Dr. Michael Chui is a partner at the McKinsey Global Institute (MGI), McKinsey’s business and economics research arm. He leads research on the impact of disruptive technologies and innovation on business, the economy, and society. Michael has led McKinsey research in such areas as data & analytics, social & collaboration technologies, the Internet of Things, and artificial intelligence, robotics & automation.
Michael is a frequent speaker at major global conferences, and his research has been cited in leading publications around the world. As a McKinsey consultant, Michael served clients in the high-tech, media, and telecom industries on strategy, innovation and product development, IT, sales and marketing, M&A, and organization. He is also a member of the board of Asia Society Northern California and the Churchill Club.
Prior to joining McKinsey, Michael served as the first chief information officer of the city of Bloomington, Indiana, where he re-architected the enterprise architecture using open source technologies and led a project that resulted in Bloomington becoming the first community in the world to offer both live and archived video streaming of public meetings on the Web.
Before that, Michael was founder and executive director of HoosierNet, Inc., a nonprofit cooperative Internet service provider that offered dial-up and broadband access to the Internet to consumers, nonprofits, governments, and businesses.

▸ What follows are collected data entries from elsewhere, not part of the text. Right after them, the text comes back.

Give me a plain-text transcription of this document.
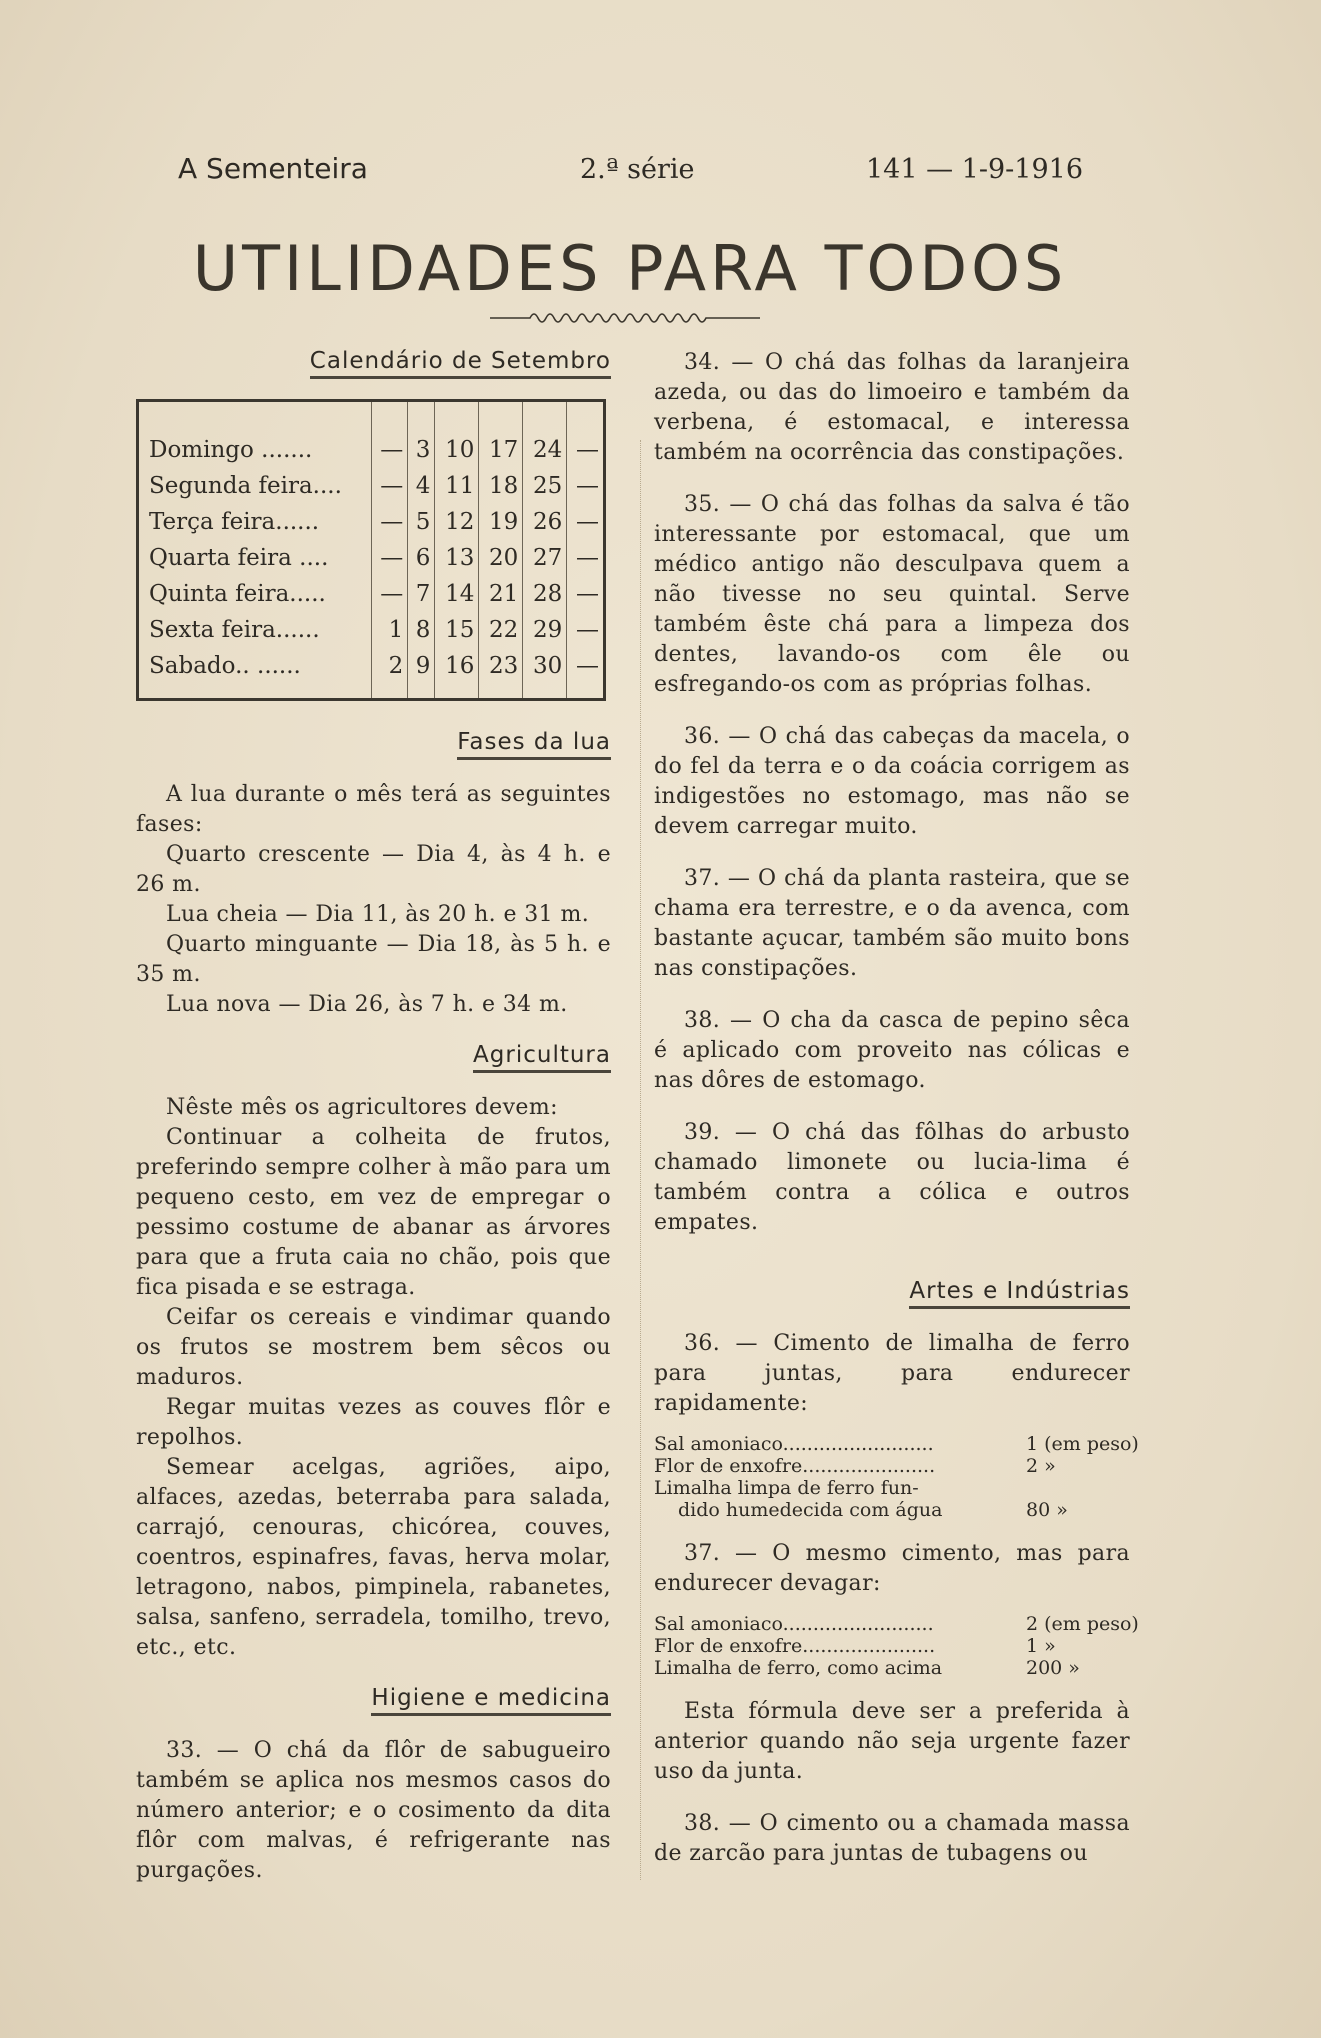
A Sementeira	2.ª série	141 — 1-9-1916
UTILIDADES PARA TODOS
Calendário de Setembro
Domingo .......	—	3	10	17	24	—
Segunda feira....	—	4	11	18	25	—
Terça feira......	—	5	12	19	26	—
Quarta feira ....	—	6	13	20	27	—
Quinta feira.....	—	7	14	21	28	—
Sexta feira......	1	8	15	22	29	—
Sabado.. ......	2	9	16	23	30	—
Fases da lua

A lua durante o mês terá as seguintes fases:

Quarto crescente — Dia 4, às 4 h. e 26 m.

Lua cheia — Dia 11, às 20 h. e 31 m.

Quarto minguante — Dia 18, às 5 h. e 35 m.

Lua nova — Dia 26, às 7 h. e 34 m.

Agricultura

Nêste mês os agricultores devem:

Continuar a colheita de frutos, preferindo sempre colher à mão para um pequeno cesto, em vez de empregar o pessimo costume de abanar as árvores para que a fruta caia no chão, pois que fica pisada e se estraga.

Ceifar os cereais e vindimar quando os frutos se mostrem bem sêcos ou maduros.

Regar muitas vezes as couves flôr e repolhos.

Semear acelgas, agriões, aipo, alfaces, azedas, beterraba para salada, carrajó, cenouras, chicórea, couves, coentros, espinafres, favas, herva molar, letragono, nabos, pimpinela, rabanetes, salsa, sanfeno, serradela, tomilho, trevo, etc., etc.

Higiene e medicina

33. — O chá da flôr de sabugueiro também se aplica nos mesmos casos do número anterior; e o cosimento da dita flôr com malvas, é refrigerante nas purgações.

34. — O chá das folhas da laranjeira azeda, ou das do limoeiro e também da verbena, é estomacal, e interessa também na ocorrência das constipações.

35. — O chá das folhas da salva é tão interessante por estomacal, que um médico antigo não desculpava quem a não tivesse no seu quintal. Serve também êste chá para a limpeza dos dentes, lavando-os com êle ou esfregando-os com as próprias folhas.

36. — O chá das cabeças da macela, o do fel da terra e o da coácia corrigem as indigestões no estomago, mas não se devem carregar muito.

37. — O chá da planta rasteira, que se chama era terrestre, e o da avenca, com bastante açucar, também são muito bons nas constipações.

38. — O cha da casca de pepino sêca é aplicado com proveito nas cólicas e nas dôres de estomago.

39. — O chá das fôlhas do arbusto chamado limonete ou lucia-lima é também contra a cólica e outros empates.

Artes e Indústrias

36. — Cimento de limalha de ferro para juntas, para endurecer rapidamente:

Sal amoniaco.........................	1 (em peso)
Flor de enxofre......................	2 »
Limalha limpa de ferro fun-
dido humedecida com água	80 »

37. — O mesmo cimento, mas para endurecer devagar:

Sal amoniaco.........................	2 (em peso)
Flor de enxofre......................	1 »
Limalha de ferro, como acima	200 »

Esta fórmula deve ser a preferida à anterior quando não seja urgente fazer uso da junta.

38. — O cimento ou a chamada massa de zarcão para juntas de tubagens ou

Michael holds a B.S. in Symbolic Systems from Stanford University and earned a Ph.D. in Computer Science and Cognitive Science, and a M.S. in Computer Science, from Indiana University. His Ph.D. dissertation, entitled “I Still Haven’t Found What I’m Looking For: Web Searching as Query Refinement,” examined Web user search behaviors and the usability of Web search engines.
Michael is based in McKinsey’s San Francisco Office.